Mark Bain makes spaces resonate with oscillations tuned to their physical limits. Rooted in a family background of architecture, Bain’s work has earned labels like “anti-architect“ as he extends Gordon Matta-Clark’s radical deconstructions into the aural realm. Using seismographic sensors and custom-built devices, Bain amplifies the otherwise imperceptible vibrations of buildings, bridges, and the ground itself, sonically destabilising the sites his works inhabit to reveal their fragile, vibrating cores.
zeroday’s practice is shaped by the nocturnal soundscape of Kyiv, where architecture, resonance, and memory converge. His work treats sound as a spatial and temporal material, tracing environments through frequency, pressure, and disappearance. Rather than fixed compositions, his pieces unfold as shifting sonic geographies. In collaboration with ∄, zeroday develops performances and installations that integrate sound with light and spatial conditions.

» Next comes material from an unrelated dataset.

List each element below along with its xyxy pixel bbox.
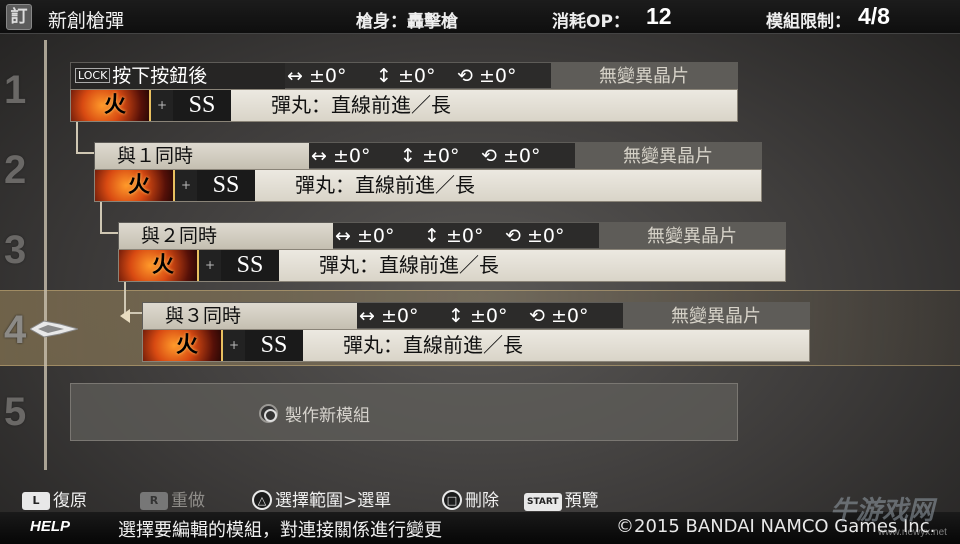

As creative director of Kyiv’s u2203, a studio delving into the utmost cutting edges of scenography, light composition, digital art and design, 3D game development, web and sound design as practice, alen hast’s own work pivots on the tension between control and chaos, modulating space together with narrative and letting code map emotional topographies. Using the tectonic language of architecture and the dynamic spectatorship of games, his virtual spaces are sculpted as something that one inhabits rather than observes.
Based in Kyiv, Mykyta Rudik is an artist who transitioned from architecture to the realm of generative design. Drawing on computational techniques and algorithmic systems, he produces digital compositions that echo architecture’s spatial logic without being confined to physical structures. His creative method focuses on setting up conditions and parameters that let form evolve through process, emphasizing emergence over direct creation.
Hailing from Odesa, undo despot’s live practice leans heavily on tools like Max/MSP to decode and re-weave ambient textures, noise, industrial debris, and academic tones into volatile and intimate structures, bereft of boundaries and pulling from deconstructed visuals and alternative record influences, ambient, trance and techno fragments. She’s released several works with the Kyiv-based Standard Deviation.
Zeynep Schilling dissects the invisible frameworks of human connection from power dynamics and surveillance to intimacy, and demonstrates how perception itself is mediated by systems, screens, and time. Her mind works towards reimagining technology as part of humanity’s emotional landscape rather than merely a tool. Often approaching moving images and installations as extensions of her personal choreography, humour and surprise remain critical tools in her practice.